Jak zauważa portal "WP Turystyka", Open’er zbiega się z pierwszym tygodniem wakacji i sezonem urlopowym, co oznacza, iż nad polskim morzem mogą gościć tłumy. Niemal 100-proc. obłożenie dotyczy również większości miejsc noclegowych. Wybór hoteli jest ograniczony, a ceny rosną z dnia na dzień. "Zainteresowanie noclegami na czas festiwalu Open’er jest ogromne. Na dwa dni przed festiwalem dostępność miejsc w całym Trójmieście wynosi zaledwie 12,5 proc." - mówi Karol Wiak z "Nocowanie.pl". Według danych z portalu Booking.com w Gdyni wolnych jest zaledwie 14 proc. miejsc, w Sopocie 16 proc., a w Gdańsku 19 proc. Najtańsze zakwaterowanie kosztuje w tej chwili około 970 zł w Gdańsku, pozostałe ceny sięgają 1500-2000 zł za noc.
Inna opcją noclegową dla uczestników festiwalu jest wynajęcie pola namiotowego. Koszt takiego miejsca to w tej chwili 1409 zł w przypadku karnetu z biletem oraz 1139 za damo miejsce na polu.


Kolejna edycja Open’era. "To motor napędowy dla lokalnej gospodarki"


Szacuje się, iż wydatki generowane przez uczestników i pracowników Open’era sięgają 300-350 milionów złotych. "W połączeniu z ekwiwalentem reklamowym, który tylko w roku 2024 wyniósł ponad 177 milionów złotych, wpływ Open'era na ekonomikę Gdyni i regionu osiągać będzie każdego roku około pół miliarda złotych. Każdego roku działania promocyjne Open'era obejmują wielkie kampanie w Polsce i wybranych krajach europejskich" - zauważa Małgorzata Omachel-Kwidzińska.
Około 40 proc. podwykonawców i firm zaangażowanych w prowadzenie festiwalu pochodzi z Gdyni.
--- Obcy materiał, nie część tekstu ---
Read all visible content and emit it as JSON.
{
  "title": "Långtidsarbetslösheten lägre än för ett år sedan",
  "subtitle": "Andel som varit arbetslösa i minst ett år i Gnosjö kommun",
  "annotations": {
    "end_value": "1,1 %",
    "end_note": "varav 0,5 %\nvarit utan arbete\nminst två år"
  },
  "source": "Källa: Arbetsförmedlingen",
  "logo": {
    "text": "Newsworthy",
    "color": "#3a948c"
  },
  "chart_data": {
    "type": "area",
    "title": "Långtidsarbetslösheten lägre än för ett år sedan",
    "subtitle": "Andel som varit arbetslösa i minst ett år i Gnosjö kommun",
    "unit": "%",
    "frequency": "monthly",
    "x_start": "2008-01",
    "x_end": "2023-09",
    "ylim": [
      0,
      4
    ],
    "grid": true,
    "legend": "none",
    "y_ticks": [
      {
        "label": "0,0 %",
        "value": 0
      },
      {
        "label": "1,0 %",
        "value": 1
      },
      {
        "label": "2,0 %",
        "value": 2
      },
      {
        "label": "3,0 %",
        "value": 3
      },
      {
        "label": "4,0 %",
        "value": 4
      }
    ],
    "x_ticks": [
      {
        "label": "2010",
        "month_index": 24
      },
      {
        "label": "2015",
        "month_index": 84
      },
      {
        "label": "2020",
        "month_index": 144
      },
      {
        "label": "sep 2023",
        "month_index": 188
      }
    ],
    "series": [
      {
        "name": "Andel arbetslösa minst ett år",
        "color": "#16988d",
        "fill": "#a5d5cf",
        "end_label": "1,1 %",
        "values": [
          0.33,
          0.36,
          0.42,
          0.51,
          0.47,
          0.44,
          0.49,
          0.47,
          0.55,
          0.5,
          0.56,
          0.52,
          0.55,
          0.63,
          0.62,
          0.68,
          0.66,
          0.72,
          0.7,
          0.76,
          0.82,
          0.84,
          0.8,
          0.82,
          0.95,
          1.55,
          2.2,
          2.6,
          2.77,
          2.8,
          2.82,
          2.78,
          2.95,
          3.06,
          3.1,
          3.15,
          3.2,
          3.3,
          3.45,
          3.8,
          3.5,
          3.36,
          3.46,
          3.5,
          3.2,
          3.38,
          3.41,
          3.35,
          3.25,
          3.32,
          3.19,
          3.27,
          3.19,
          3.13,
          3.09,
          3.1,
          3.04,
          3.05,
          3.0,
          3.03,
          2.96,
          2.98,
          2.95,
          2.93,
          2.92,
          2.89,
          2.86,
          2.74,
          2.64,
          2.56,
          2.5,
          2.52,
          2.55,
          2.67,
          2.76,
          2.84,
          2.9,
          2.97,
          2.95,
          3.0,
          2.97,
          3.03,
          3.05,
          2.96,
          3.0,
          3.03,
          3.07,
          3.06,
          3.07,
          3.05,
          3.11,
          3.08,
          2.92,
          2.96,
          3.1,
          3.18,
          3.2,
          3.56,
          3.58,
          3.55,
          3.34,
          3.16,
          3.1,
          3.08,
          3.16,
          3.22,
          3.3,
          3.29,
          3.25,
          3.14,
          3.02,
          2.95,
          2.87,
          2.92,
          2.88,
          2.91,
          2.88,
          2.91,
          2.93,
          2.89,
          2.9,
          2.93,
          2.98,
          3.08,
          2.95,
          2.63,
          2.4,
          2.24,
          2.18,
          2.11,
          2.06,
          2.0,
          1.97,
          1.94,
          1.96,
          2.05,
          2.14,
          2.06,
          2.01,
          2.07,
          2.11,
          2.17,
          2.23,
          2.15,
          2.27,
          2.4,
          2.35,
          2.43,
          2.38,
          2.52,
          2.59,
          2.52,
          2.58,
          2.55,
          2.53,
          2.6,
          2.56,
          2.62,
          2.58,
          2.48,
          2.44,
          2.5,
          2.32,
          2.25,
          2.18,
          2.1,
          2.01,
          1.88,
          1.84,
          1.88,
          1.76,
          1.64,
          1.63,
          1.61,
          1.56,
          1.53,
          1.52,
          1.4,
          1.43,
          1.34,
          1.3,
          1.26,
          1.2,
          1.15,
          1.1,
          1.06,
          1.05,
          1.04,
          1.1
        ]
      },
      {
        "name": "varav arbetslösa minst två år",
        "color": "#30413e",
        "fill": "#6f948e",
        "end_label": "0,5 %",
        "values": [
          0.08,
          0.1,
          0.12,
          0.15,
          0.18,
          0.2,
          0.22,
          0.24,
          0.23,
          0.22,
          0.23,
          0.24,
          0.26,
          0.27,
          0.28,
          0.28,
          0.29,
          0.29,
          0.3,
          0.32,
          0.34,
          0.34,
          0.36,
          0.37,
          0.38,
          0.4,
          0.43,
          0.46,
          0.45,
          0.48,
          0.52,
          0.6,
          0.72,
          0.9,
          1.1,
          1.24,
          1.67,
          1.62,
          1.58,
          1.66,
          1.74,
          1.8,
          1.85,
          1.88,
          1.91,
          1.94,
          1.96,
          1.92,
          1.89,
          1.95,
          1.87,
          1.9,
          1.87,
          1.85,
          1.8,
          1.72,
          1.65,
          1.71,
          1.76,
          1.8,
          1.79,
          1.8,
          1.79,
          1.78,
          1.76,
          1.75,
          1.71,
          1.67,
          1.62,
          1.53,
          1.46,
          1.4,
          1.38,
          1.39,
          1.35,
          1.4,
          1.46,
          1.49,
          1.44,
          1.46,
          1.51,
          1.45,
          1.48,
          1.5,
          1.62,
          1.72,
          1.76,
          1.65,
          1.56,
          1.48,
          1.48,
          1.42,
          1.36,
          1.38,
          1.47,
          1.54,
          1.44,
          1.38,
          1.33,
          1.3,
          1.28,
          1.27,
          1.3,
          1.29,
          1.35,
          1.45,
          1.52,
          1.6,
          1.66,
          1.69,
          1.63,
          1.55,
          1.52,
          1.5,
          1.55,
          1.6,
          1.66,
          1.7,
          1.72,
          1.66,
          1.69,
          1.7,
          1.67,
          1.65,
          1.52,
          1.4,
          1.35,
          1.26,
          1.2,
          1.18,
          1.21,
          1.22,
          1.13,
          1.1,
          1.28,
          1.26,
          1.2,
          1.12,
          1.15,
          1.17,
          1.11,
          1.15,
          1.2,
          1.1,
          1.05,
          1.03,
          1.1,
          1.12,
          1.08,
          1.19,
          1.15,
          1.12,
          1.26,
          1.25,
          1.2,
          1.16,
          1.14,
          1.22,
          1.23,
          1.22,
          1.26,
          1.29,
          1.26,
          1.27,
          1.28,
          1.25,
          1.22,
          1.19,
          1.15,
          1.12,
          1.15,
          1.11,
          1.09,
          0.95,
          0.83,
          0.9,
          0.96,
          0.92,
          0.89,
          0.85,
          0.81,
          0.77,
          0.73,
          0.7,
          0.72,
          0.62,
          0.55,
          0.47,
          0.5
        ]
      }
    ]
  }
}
Open’er to również nowe miejsca pracy - szacuje się, iż zatrudnienie na czas festiwalu dostaje około 9 tys. osób. Oznacza to również rekordowe przychody dla różnych gałęzi lokalnej gospodarki, w tym hotelarstwa, gastronomii i transportu. "Każda edycja Open'era generuje najwyższe obłożenie w ramach usług noclegowych w Gdyni i całym regionie w ciągu roku" - przyznaje Małgorzata Omachel-Kwidzińska.